Department of Cardiology, The First Affiliated Hospital of Guangxi Medical University, Nanning, China.
Collaborative Innovation Centre of Regenerative Medicine and Medical BioResource Development and Application Co-constructed by the Province and Ministry, Guangxi Medical University, Nanning, China.
Immun Inflamm Dis. 2024 Nov;12(11):e70073. doi: 10.1002/iid3.70073.
Viral myocarditis (VMC) plays a significant role in heart failure, and there is currently a shortage of available targeted treatments. Macrophage phenotype and function are closely associated with the beta-2 adrenergic receptor (β2-AR).
This research employed a BALB/c mouse model of VMC generated using Coxsackievirus B3 (CVB3), and the β2-AR agonist formoterol was administered as treatment. A bioinformatic analysis was conducted to identify the β2-AR in CCR2MHCII monocyte-derived macrophages (MoMFs). Echocardiography and histopathological assessments were utilized to evaluate cardiac function and inflammation. The enzymatic activity of glutaminase (GLS) was quantified. Flow cytometry was employed to characterize the phenotype and function of the macrophages.

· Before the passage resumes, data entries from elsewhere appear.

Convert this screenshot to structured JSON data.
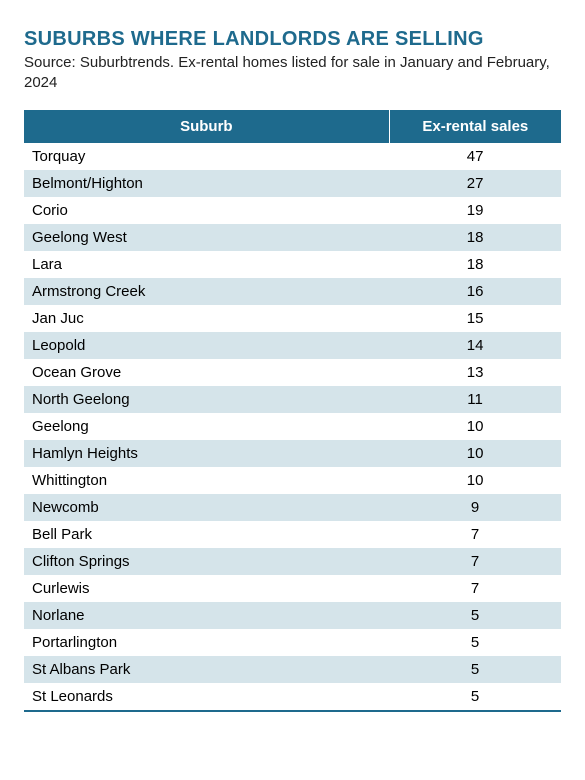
{
  "title": "SUBURBS WHERE LANDLORDS ARE SELLING",
  "source": "Source: Suburbtrends. Ex-rental homes listed for sale in January and February, 2024",
  "table": {
    "type": "table",
    "columns": [
      "Suburb",
      "Ex-rental sales"
    ],
    "column_alignments": [
      "left",
      "center"
    ],
    "column_widths": [
      "68%",
      "32%"
    ],
    "header_bg": "#1e6a8d",
    "header_text_color": "#ffffff",
    "row_bg_odd": "#ffffff",
    "row_bg_even": "#d5e4ea",
    "bottom_border_color": "#1e6a8d",
    "title_color": "#1e6a8d",
    "text_color": "#000000",
    "title_fontsize": 20,
    "header_fontsize": 15,
    "cell_fontsize": 15,
    "rows": [
      [
        "Torquay",
        47
      ],
      [
        "Belmont/Highton",
        27
      ],
      [
        "Corio",
        19
      ],
      [
        "Geelong West",
        18
      ],
      [
        "Lara",
        18
      ],
      [
        "Armstrong Creek",
        16
      ],
      [
        "Jan Juc",
        15
      ],
      [
        "Leopold",
        14
      ],
      [
        "Ocean Grove",
        13
      ],
      [
        "North Geelong",
        11
      ],
      [
        "Geelong",
        10
      ],
      [
        "Hamlyn Heights",
        10
      ],
      [
        "Whittington",
        10
      ],
      [
        "Newcomb",
        9
      ],
      [
        "Bell Park",
        7
      ],
      [
        "Clifton Springs",
        7
      ],
      [
        "Curlewis",
        7
      ],
      [
        "Norlane",
        5
      ],
      [
        "Portarlington",
        5
      ],
      [
        "St Albans Park",
        5
      ],
      [
        "St Leonards",
        5
      ]
    ]
  }
}
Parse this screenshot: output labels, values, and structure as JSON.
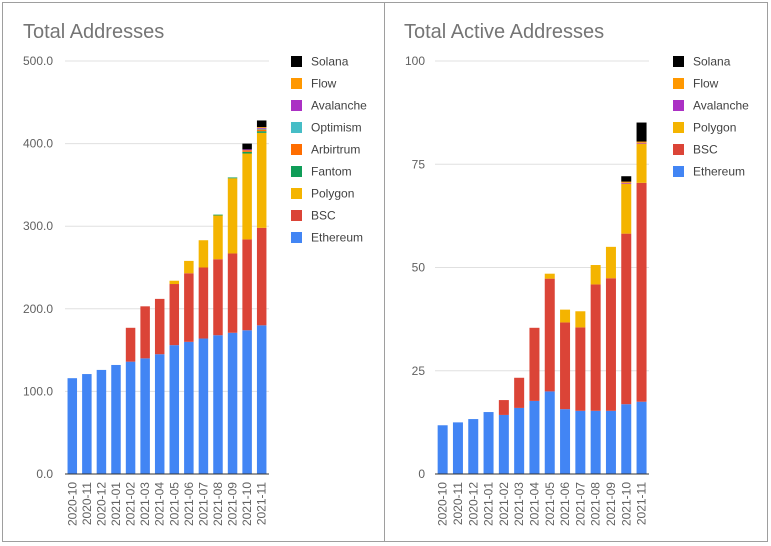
{
  "colors": {
    "Ethereum": "#4285f4",
    "BSC": "#db4437",
    "Polygon": "#f4b400",
    "Fantom": "#0f9d58",
    "Arbirtrum": "#ff6d00",
    "Optimism": "#46bdc6",
    "Avalanche": "#ab30c4",
    "Flow": "#ff9800",
    "Solana": "#000000",
    "gridline": "#e0e0e0",
    "baseline": "#333333"
  },
  "chart_data": [
    {
      "type": "stacked-bar",
      "title": "Total Addresses",
      "ylim": [
        0,
        500
      ],
      "yticks": [
        "0.0",
        "100.0",
        "200.0",
        "300.0",
        "400.0",
        "500.0"
      ],
      "categories": [
        "2020-10",
        "2020-11",
        "2020-12",
        "2021-01",
        "2021-02",
        "2021-03",
        "2021-04",
        "2021-05",
        "2021-06",
        "2021-07",
        "2021-08",
        "2021-09",
        "2021-10",
        "2021-11"
      ],
      "legend": [
        "Solana",
        "Flow",
        "Avalanche",
        "Optimism",
        "Arbirtrum",
        "Fantom",
        "Polygon",
        "BSC",
        "Ethereum"
      ],
      "series": [
        {
          "name": "Ethereum",
          "values": [
            116,
            121,
            126,
            132,
            136,
            140,
            145,
            156,
            160,
            164,
            168,
            171,
            174,
            180
          ]
        },
        {
          "name": "BSC",
          "values": [
            0,
            0,
            0,
            0,
            41,
            63,
            67,
            74,
            83,
            86,
            92,
            96,
            110,
            118
          ]
        },
        {
          "name": "Polygon",
          "values": [
            0,
            0,
            0,
            0,
            0,
            0,
            0,
            4,
            15,
            33,
            53,
            91,
            104,
            115
          ]
        },
        {
          "name": "Fantom",
          "values": [
            0,
            0,
            0,
            0,
            0,
            0,
            0,
            0,
            0,
            0,
            1,
            1,
            2,
            2
          ]
        },
        {
          "name": "Arbirtrum",
          "values": [
            0,
            0,
            0,
            0,
            0,
            0,
            0,
            0,
            0,
            0,
            0,
            0,
            2,
            2
          ]
        },
        {
          "name": "Optimism",
          "values": [
            0,
            0,
            0,
            0,
            0,
            0,
            0,
            0,
            0,
            0,
            0,
            0,
            0,
            1
          ]
        },
        {
          "name": "Avalanche",
          "values": [
            0,
            0,
            0,
            0,
            0,
            0,
            0,
            0,
            0,
            0,
            0,
            0,
            1,
            1
          ]
        },
        {
          "name": "Flow",
          "values": [
            0,
            0,
            0,
            0,
            0,
            0,
            0,
            0,
            0,
            0,
            0,
            0,
            0,
            1
          ]
        },
        {
          "name": "Solana",
          "values": [
            0,
            0,
            0,
            0,
            0,
            0,
            0,
            0,
            0,
            0,
            0,
            0,
            7,
            8
          ]
        }
      ]
    },
    {
      "type": "stacked-bar",
      "title": "Total Active Addresses",
      "ylim": [
        0,
        100
      ],
      "yticks": [
        "0",
        "25",
        "50",
        "75",
        "100"
      ],
      "categories": [
        "2020-10",
        "2020-11",
        "2020-12",
        "2021-01",
        "2021-02",
        "2021-03",
        "2021-04",
        "2021-05",
        "2021-06",
        "2021-07",
        "2021-08",
        "2021-09",
        "2021-10",
        "2021-11"
      ],
      "legend": [
        "Solana",
        "Flow",
        "Avalanche",
        "Polygon",
        "BSC",
        "Ethereum"
      ],
      "series": [
        {
          "name": "Ethereum",
          "values": [
            11.8,
            12.5,
            13.3,
            15,
            14.3,
            16,
            17.7,
            20,
            15.7,
            15.3,
            15.3,
            15.3,
            16.9,
            17.5
          ]
        },
        {
          "name": "BSC",
          "values": [
            0,
            0,
            0,
            0,
            3.6,
            7.3,
            17.7,
            27.3,
            21,
            20.2,
            30.6,
            32.1,
            41.3,
            53
          ]
        },
        {
          "name": "Polygon",
          "values": [
            0,
            0,
            0,
            0,
            0,
            0,
            0,
            1.2,
            3.1,
            3.9,
            4.7,
            7.6,
            12.1,
            9.5
          ]
        },
        {
          "name": "Avalanche",
          "values": [
            0,
            0,
            0,
            0,
            0,
            0,
            0,
            0,
            0,
            0,
            0,
            0,
            0.2,
            0.2
          ]
        },
        {
          "name": "Flow",
          "values": [
            0,
            0,
            0,
            0,
            0,
            0,
            0,
            0,
            0,
            0,
            0,
            0,
            0.3,
            0.3
          ]
        },
        {
          "name": "Solana",
          "values": [
            0,
            0,
            0,
            0,
            0,
            0,
            0,
            0,
            0,
            0,
            0,
            0,
            1.3,
            4.6
          ]
        }
      ]
    }
  ]
}
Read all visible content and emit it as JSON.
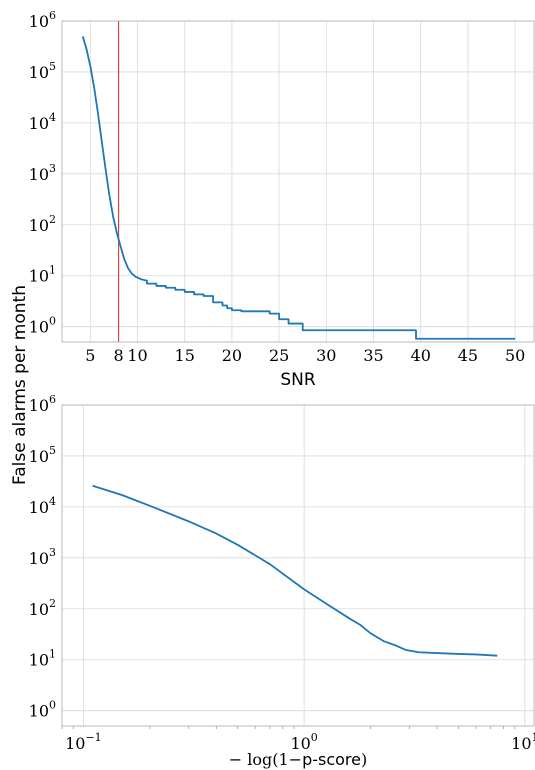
{
  "figure": {
    "shared_ylabel": "False alarms per month"
  },
  "chart_data": [
    {
      "type": "line",
      "panel": "top",
      "xlabel": "SNR",
      "ylabel": "False alarms per month",
      "xlim": [
        2,
        52
      ],
      "ylim": [
        0.5,
        1000000
      ],
      "yscale": "log",
      "grid": true,
      "xticks": [
        5,
        8,
        10,
        15,
        20,
        25,
        30,
        35,
        40,
        45,
        50
      ],
      "xtick_labels": [
        "5",
        "8",
        "10",
        "15",
        "20",
        "25",
        "30",
        "35",
        "40",
        "45",
        "50"
      ],
      "yticks": [
        1,
        10,
        100,
        1000,
        10000,
        100000,
        1000000
      ],
      "ytick_labels": [
        {
          "base": "10",
          "exp": "0"
        },
        {
          "base": "10",
          "exp": "1"
        },
        {
          "base": "10",
          "exp": "2"
        },
        {
          "base": "10",
          "exp": "3"
        },
        {
          "base": "10",
          "exp": "4"
        },
        {
          "base": "10",
          "exp": "5"
        },
        {
          "base": "10",
          "exp": "6"
        }
      ],
      "threshold_line": {
        "x": 8,
        "color": "#d62728"
      },
      "series": [
        {
          "color": "#1f77b4",
          "x": [
            4.2,
            4.6,
            5.0,
            5.4,
            5.8,
            6.2,
            6.6,
            7.0,
            7.4,
            7.8,
            8.2,
            8.6,
            9.0,
            9.4,
            9.8,
            10.4,
            11.0,
            11.0,
            12.0,
            12.0,
            13.0,
            13.0,
            14.0,
            14.0,
            15.0,
            15.0,
            16.0,
            16.0,
            17.0,
            17.0,
            18.0,
            18.0,
            19.0,
            19.0,
            19.5,
            19.5,
            20.0,
            20.0,
            21.0,
            21.0,
            24.0,
            24.0,
            25.0,
            25.0,
            26.0,
            26.0,
            27.5,
            27.5,
            39.5,
            39.5,
            50.0
          ],
          "y": [
            500000,
            280000,
            130000,
            50000,
            16000,
            4500,
            1300,
            400,
            150,
            70,
            38,
            21,
            14,
            11,
            9.5,
            8.5,
            8.0,
            7.0,
            7.0,
            6.3,
            6.3,
            5.8,
            5.8,
            5.3,
            5.3,
            4.8,
            4.8,
            4.3,
            4.3,
            4.0,
            4.0,
            3.0,
            3.0,
            2.6,
            2.6,
            2.3,
            2.3,
            2.1,
            2.1,
            2.0,
            2.0,
            1.8,
            1.8,
            1.4,
            1.4,
            1.15,
            1.15,
            0.85,
            0.85,
            0.58,
            0.58
          ]
        }
      ]
    },
    {
      "type": "line",
      "panel": "bottom",
      "xlabel": "−log(1−p-score)",
      "xlabel_parts": {
        "pre": "− log(1−",
        "mid": "p-score",
        "post": ")"
      },
      "ylabel": "False alarms per month",
      "xscale": "log",
      "yscale": "log",
      "xlim": [
        0.08,
        11
      ],
      "ylim": [
        0.5,
        1000000
      ],
      "grid": true,
      "xticks": [
        0.1,
        1,
        10
      ],
      "xtick_labels": [
        {
          "base": "10",
          "exp": "−1"
        },
        {
          "base": "10",
          "exp": "0"
        },
        {
          "base": "10",
          "exp": "1"
        }
      ],
      "yticks": [
        1,
        10,
        100,
        1000,
        10000,
        100000,
        1000000
      ],
      "ytick_labels": [
        {
          "base": "10",
          "exp": "0"
        },
        {
          "base": "10",
          "exp": "1"
        },
        {
          "base": "10",
          "exp": "2"
        },
        {
          "base": "10",
          "exp": "3"
        },
        {
          "base": "10",
          "exp": "4"
        },
        {
          "base": "10",
          "exp": "5"
        },
        {
          "base": "10",
          "exp": "6"
        }
      ],
      "series": [
        {
          "color": "#1f77b4",
          "x": [
            0.11,
            0.15,
            0.2,
            0.3,
            0.4,
            0.5,
            0.7,
            1.0,
            1.3,
            1.6,
            1.8,
            2.0,
            2.3,
            2.6,
            2.9,
            3.3,
            4.0,
            5.0,
            6.0,
            7.5
          ],
          "y": [
            26000,
            17000,
            10500,
            5200,
            3000,
            1800,
            750,
            240,
            115,
            65,
            48,
            33,
            23,
            19,
            15.5,
            14,
            13.5,
            13,
            12.7,
            12
          ]
        }
      ]
    }
  ]
}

Our study revealed that formoterol treatment effectively mitigated cardiac inflammation and fibrosis, improved cardiac function, and prolonged survival compared to the VMC group. Formoterol reduced the infiltration of CCR2MHCII MoMFs in the heart, inhibited M1 phenotypic expression and activity, and reduced the percentage of Ly6C monocytes in circulation. Additionally, formoterol stimulated M2 phenotypic expression and activity and increased the percentage of Ly6C monocytes in circulation. Additionally, the combination of NICB3344, a C-C motif chemokine receptor 2 inhibitor, with formoterol did not exhibit synergistic effects on reducing cardiac pathological scores or enhancing cardiac function. In vitro studies involving the use of lipopolysaccharide (LPS)-induced bone marrow-derived macrophages, revealed the ability of formoterol to suppress the M1 phenotype and functions induced by LPS while promoting the M2 phenotype and functions. Nevertheless, the observed effects were negated by the introduction of the GLS inhibitor BPTES.
Formoterol potentially serves as a significant metabolic regulator in the differentiation process of cardiac MoMFs, influencing this process by controlling GLS activity. Targeting β2-AR exhibits potential as an effective approach for managing VMC. It is essential to acknowledge that these findings were derived under specific experimental conditions, with the current conclusions predominantly based on animal models. Future research is necessary to further investigate the feasibility of formoterol in clinical practice.
病毒性心肌炎(VMC)在心力衰竭中起着重要作用,目前可用的靶向治疗方法短缺。巨噬细胞表型和功能与β2 肾上腺素能受体(β2-AR)密切相关。
本研究采用柯萨奇病毒 B3(CVB3)建立 BALB/c 小鼠 VMC 模型,并给予β2-AR 激动剂福莫特罗进行治疗。通过生物信息学分析鉴定 CCR2MHCII 单核细胞衍生巨噬细胞(MoMFs)中的β2-AR。采用超声心动图和组织病理学评估评估心脏功能和炎症。定量测定谷氨酰胺酶(GLS)的酶活性。采用流式细胞术对巨噬细胞的表型和功能进行特征分析。
与 VMC 组相比,福莫特罗治疗可有效减轻心脏炎症和纤维化,改善心脏功能,延长存活时间。福莫特罗减少了心脏中 CCR2MHCII MoMF 的浸润,抑制了 M1 表型表达和活性,减少了循环中 Ly6C 单核细胞的百分比。此外,福莫特罗刺激 M2 表型表达和活性,增加了循环中 Ly6C 单核细胞的百分比。此外,CC motif 趋化因子受体 2 抑制剂 NICB3344 与福莫特罗联合使用并未显示出在降低心脏病理评分或增强心脏功能方面的协同作用。使用脂多糖(LPS)诱导的骨髓来源巨噬细胞进行的体外研究表明,福莫特罗能够抑制 LPS 诱导的 M1 表型和功能,同时促进 M2 表型和功能。然而,引入 GLS 抑制剂 BPTES 则否定了这些观察结果。
福莫特罗可能是心脏 MoMF 分化过程中的重要代谢调节剂,通过控制 GLS 活性影响这一过程。靶向β2-AR 作为治疗 VMC 的有效方法具有潜力。需要注意的是,这些发现是在特定的实验条件下得出的,目前的结论主要基于动物模型。未来的研究有必要进一步研究福莫特罗在临床实践中的可行性。